Un padre queriendo dar una lección a su hijo le manda remover del camino un obstáculo muy superior a las fuerzas del niño. El pequeño lo intenta una, y otra, y otra vez… ¡Imposible! Su padre le insiste: “Haz todo lo que puedas”. El crío, después de varios intentos, extenuado, exclama: “Es que ya hago todo lo que puedo”. “No -dice el padre- no haces todo lo que puedes; puedes pedirme que te ayude, y no lo haces”.
La Oración. En el mundo de hoy muchos preguntan para qué sirve la oración. Orar -cuando tenemos tanto que hacer- nos parece perder el tiempo, pertenece al mundo de lo inútil. Sin embargo, las lecturas de hoy nos indican todo lo contrario. Moisés, en lo alto de la montaña intercede por el pueblo, y sus brazos alzados son “seguro de victoria” en la batalla. No es magia este gesto; se trata de algo muy enraizado en el pensamiento y la fe de Israel: “Unos confían en sus carros, otros en sus caballos; nosotros confiamos en el nombre del Señor”… “Si el Señor no construye la casa en vano se cansan los constructores”… Y así multitud de salmos. Tampoco es magia la terquedad de la viuda del Evangelio; ella sabe que o le hace justicia ese juez inicuo o pierde el pleito contra su enemigo. Hay algo muy hondo y existencial en esta invitación a ser terco: la conciencia de “depender totalmente de otro” (hay que conocer la realidad de abandono de las viudas en aquel tiempo). La vida de ella estaba en manos del juez… ¿Somos nosotros conscientes de que nuestra vida está en manos de Dios?
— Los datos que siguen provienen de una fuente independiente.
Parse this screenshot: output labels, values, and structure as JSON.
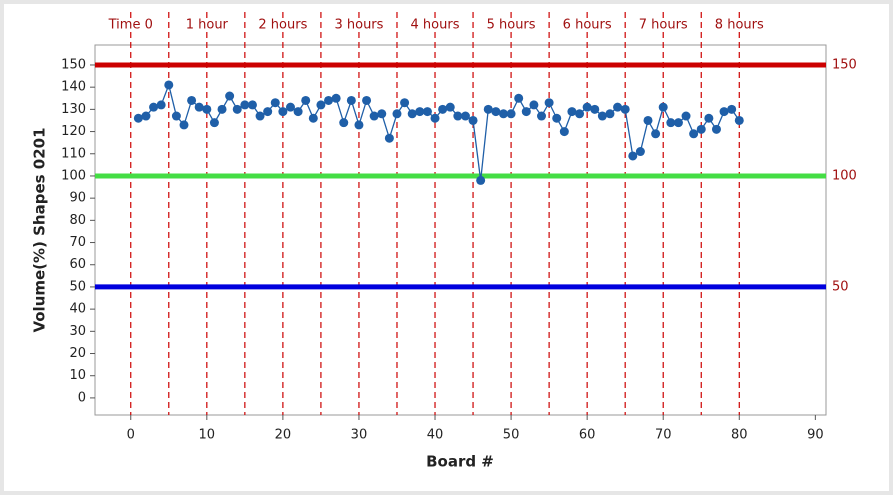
{
  "chart_data": {
    "type": "line",
    "y_label": "Volume(%) Shapes 0201",
    "x_label": "Board #",
    "x": [
      1,
      2,
      3,
      4,
      5,
      6,
      7,
      8,
      9,
      10,
      11,
      12,
      13,
      14,
      15,
      16,
      17,
      18,
      19,
      20,
      21,
      22,
      23,
      24,
      25,
      26,
      27,
      28,
      29,
      30,
      31,
      32,
      33,
      34,
      35,
      36,
      37,
      38,
      39,
      40,
      41,
      42,
      43,
      44,
      45,
      46,
      47,
      48,
      49,
      50,
      51,
      52,
      53,
      54,
      55,
      56,
      57,
      58,
      59,
      60,
      61,
      62,
      63,
      64,
      65,
      66,
      67,
      68,
      69,
      70,
      71,
      72,
      73,
      74,
      75,
      76,
      77,
      78,
      79,
      80
    ],
    "series": [
      {
        "color": "#1f5fa8",
        "values": [
          126,
          127,
          131,
          132,
          141,
          127,
          123,
          134,
          131,
          130,
          124,
          130,
          136,
          130,
          132,
          132,
          127,
          129,
          133,
          129,
          131,
          129,
          134,
          126,
          132,
          134,
          135,
          124,
          134,
          123,
          134,
          127,
          128,
          117,
          128,
          133,
          128,
          129,
          129,
          126,
          130,
          131,
          127,
          127,
          125,
          98,
          130,
          129,
          128,
          128,
          135,
          129,
          132,
          127,
          133,
          126,
          120,
          129,
          128,
          131,
          130,
          127,
          128,
          131,
          130,
          109,
          111,
          125,
          119,
          131,
          124,
          124,
          127,
          119,
          121,
          126,
          121,
          129,
          130,
          125
        ]
      }
    ],
    "xlim": [
      -4.7,
      91.4
    ],
    "ylim": [
      -7.7,
      159
    ],
    "xticks": [
      0,
      10,
      20,
      30,
      40,
      50,
      60,
      70,
      80,
      90
    ],
    "yticks": [
      0,
      10,
      20,
      30,
      40,
      50,
      60,
      70,
      80,
      90,
      100,
      110,
      120,
      130,
      140,
      150
    ],
    "reference_lines": [
      {
        "value": 150,
        "color": "#cc0000"
      },
      {
        "value": 100,
        "color": "#44dd44"
      },
      {
        "value": 50,
        "color": "#0000dd"
      }
    ],
    "time_lines": {
      "color": "#cc0000",
      "x": [
        0,
        5,
        10,
        15,
        20,
        25,
        30,
        35,
        40,
        45,
        50,
        55,
        60,
        65,
        70,
        75,
        80
      ]
    },
    "time_labels": [
      {
        "x": 0,
        "label": "Time 0"
      },
      {
        "x": 10,
        "label": "1 hour"
      },
      {
        "x": 20,
        "label": "2 hours"
      },
      {
        "x": 30,
        "label": "3 hours"
      },
      {
        "x": 40,
        "label": "4 hours"
      },
      {
        "x": 50,
        "label": "5 hours"
      },
      {
        "x": 60,
        "label": "6 hours"
      },
      {
        "x": 70,
        "label": "7 hours"
      },
      {
        "x": 80,
        "label": "8 hours"
      }
    ]
  }
}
Desde su experiencia de debilidad el hombre levanta cada día los brazos a Dios en busca de ayuda: “Levanto los ojos a los montes… ¿de dónde me vendrá el auxilio?”. ¿Del talento, del dinero, del poder, de los amigos, de los libros? Y el creyente proclama sin dudar: “El auxilio me viene del Señor, que hizo el cielo y la tierra”. Por algo es común encontrar en las catacumbas la figura repetida del orante: sus brazos alzados suplicando, y su mirada a lo alto en actitud de petición o intercesión.
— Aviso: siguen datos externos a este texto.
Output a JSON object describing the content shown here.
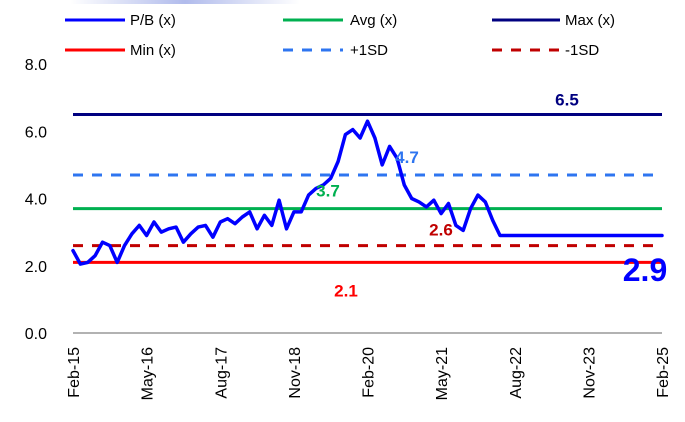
{
  "chart_data": {
    "type": "line",
    "title": "",
    "xlabel": "",
    "ylabel": "",
    "ylim": [
      0,
      8
    ],
    "yticks": [
      "0.0",
      "2.0",
      "4.0",
      "6.0",
      "8.0"
    ],
    "xticks": [
      "Feb-15",
      "May-16",
      "Aug-17",
      "Nov-18",
      "Feb-20",
      "May-21",
      "Aug-22",
      "Nov-23",
      "Feb-25"
    ],
    "legend": {
      "placement": "top",
      "entries": [
        "P/B (x)",
        "Avg (x)",
        "Max (x)",
        "Min (x)",
        "+1SD",
        "-1SD"
      ]
    },
    "reference_lines": {
      "avg": {
        "name": "Avg (x)",
        "value": 3.7,
        "label": "3.7",
        "color": "#00b050",
        "style": "solid"
      },
      "max": {
        "name": "Max (x)",
        "value": 6.5,
        "label": "6.5",
        "color": "#000080",
        "style": "solid"
      },
      "min": {
        "name": "Min (x)",
        "value": 2.1,
        "label": "2.1",
        "color": "#ff0000",
        "style": "solid"
      },
      "plus1sd": {
        "name": "+1SD",
        "value": 4.7,
        "label": "4.7",
        "color": "#2e75f0",
        "style": "dashed"
      },
      "minus1sd": {
        "name": "-1SD",
        "value": 2.6,
        "label": "2.6",
        "color": "#c00000",
        "style": "dashed"
      }
    },
    "series": [
      {
        "name": "P/B (x)",
        "color": "#0000ff",
        "last_label": "2.9",
        "x": [
          0,
          0.1,
          0.2,
          0.3,
          0.4,
          0.5,
          0.6,
          0.7,
          0.8,
          0.9,
          1.0,
          1.1,
          1.2,
          1.3,
          1.4,
          1.5,
          1.6,
          1.7,
          1.8,
          1.9,
          2.0,
          2.1,
          2.2,
          2.3,
          2.4,
          2.5,
          2.6,
          2.7,
          2.8,
          2.9,
          3.0,
          3.1,
          3.2,
          3.3,
          3.4,
          3.5,
          3.6,
          3.7,
          3.8,
          3.9,
          4.0,
          4.1,
          4.2,
          4.3,
          4.4,
          4.5,
          4.6,
          4.7,
          4.8,
          4.9,
          5.0,
          5.1,
          5.2,
          5.3,
          5.4,
          5.5,
          5.6,
          5.7,
          5.8,
          5.9,
          6.0,
          6.1,
          6.2,
          6.3,
          6.4,
          6.5,
          6.6,
          6.7,
          6.8,
          6.9,
          7.0,
          7.1,
          7.2,
          7.3,
          7.4,
          7.5,
          7.6,
          7.7,
          7.8,
          7.9,
          8.0
        ],
        "values": [
          2.45,
          2.05,
          2.1,
          2.3,
          2.7,
          2.6,
          2.1,
          2.6,
          2.95,
          3.2,
          2.9,
          3.3,
          3.0,
          3.1,
          3.15,
          2.7,
          2.95,
          3.15,
          3.2,
          2.85,
          3.3,
          3.4,
          3.25,
          3.45,
          3.6,
          3.1,
          3.5,
          3.2,
          3.95,
          3.1,
          3.6,
          3.6,
          4.1,
          4.3,
          4.4,
          4.6,
          5.1,
          5.9,
          6.05,
          5.8,
          6.3,
          5.8,
          5.0,
          5.55,
          5.2,
          4.4,
          4.0,
          3.9,
          3.75,
          3.95,
          3.55,
          3.85,
          3.2,
          3.05,
          3.7,
          4.1,
          3.9,
          3.35,
          2.9,
          2.9,
          2.9,
          2.9,
          2.9,
          2.9,
          2.9,
          2.9,
          2.9,
          2.9,
          2.9,
          2.9,
          2.9,
          2.9,
          2.9,
          2.9,
          2.9,
          2.9,
          2.9,
          2.9,
          2.9,
          2.9,
          2.9
        ]
      }
    ]
  }
}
Como Iglesia, a tiempo y a destiempo, oportuna e inoportunamente, anunciemos al mundo el poder de la oración. La oración es “pieza indispensable” para la vida de un cristiano; no es decoración que abre y cierra reuniones, o que solo inicia y concluye el día en la soledad de la habitación. Es espíritu que invade la pequeñez del creyente en la presencia del Todopoderoso. Es cierto que “sin Él nada podemos” (Jn 15,5), pero no es menos verdad que “en Él todo lo puedo” (Flp 4,13).
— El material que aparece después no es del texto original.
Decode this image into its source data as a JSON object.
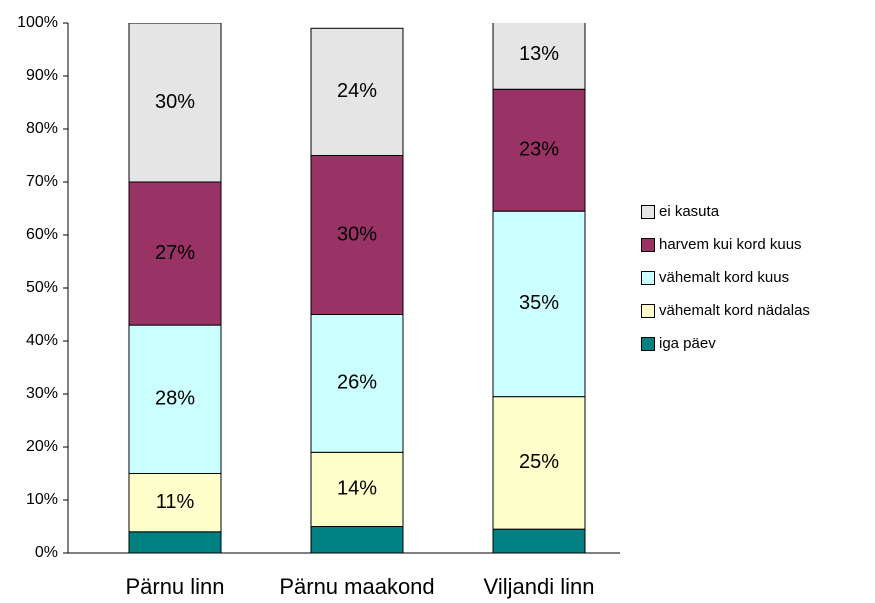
{
  "chart_data": {
    "type": "stacked_bar",
    "categories": [
      "Pärnu linn",
      "Pärnu maakond",
      "Viljandi linn"
    ],
    "series": [
      {
        "name": "iga päev",
        "color": "#008080",
        "values": [
          4,
          5,
          4.5
        ]
      },
      {
        "name": "vähemalt kord nädalas",
        "color": "#ffffcc",
        "values": [
          11,
          14,
          25
        ],
        "value_labels": [
          "11%",
          "14%",
          "25%"
        ]
      },
      {
        "name": "vähemalt kord kuus",
        "color": "#ccffff",
        "values": [
          28,
          26,
          35
        ],
        "value_labels": [
          "28%",
          "26%",
          "35%"
        ]
      },
      {
        "name": "harvem kui kord kuus",
        "color": "#993366",
        "values": [
          27,
          30,
          23
        ],
        "value_labels": [
          "27%",
          "30%",
          "23%"
        ]
      },
      {
        "name": "ei kasuta",
        "color": "#e5e5e5",
        "values": [
          30,
          24,
          13
        ],
        "value_labels": [
          "30%",
          "24%",
          "13%"
        ]
      }
    ],
    "ylim": [
      0,
      100
    ],
    "yticks": [
      {
        "value": 0,
        "label": "0%"
      },
      {
        "value": 10,
        "label": "10%"
      },
      {
        "value": 20,
        "label": "20%"
      },
      {
        "value": 30,
        "label": "30%"
      },
      {
        "value": 40,
        "label": "40%"
      },
      {
        "value": 50,
        "label": "50%"
      },
      {
        "value": 60,
        "label": "60%"
      },
      {
        "value": 70,
        "label": "70%"
      },
      {
        "value": 80,
        "label": "80%"
      },
      {
        "value": 90,
        "label": "90%"
      },
      {
        "value": 100,
        "label": "100%"
      }
    ],
    "grid": false,
    "legend": "right"
  }
}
La constancia de la gota de agua acaba por horadar la roca, y la perseverancia de la oración acaba siempre dando fruto. La vida pública de Jesús empezó con un largo periodo de oración en el desierto. La vida de la Iglesia empezó de igual manera: entregada a la oración con María, en la espera del Espíritu. Por ahí tiene que empezar cada día la vida del cristiano… si quiere ser eficaz.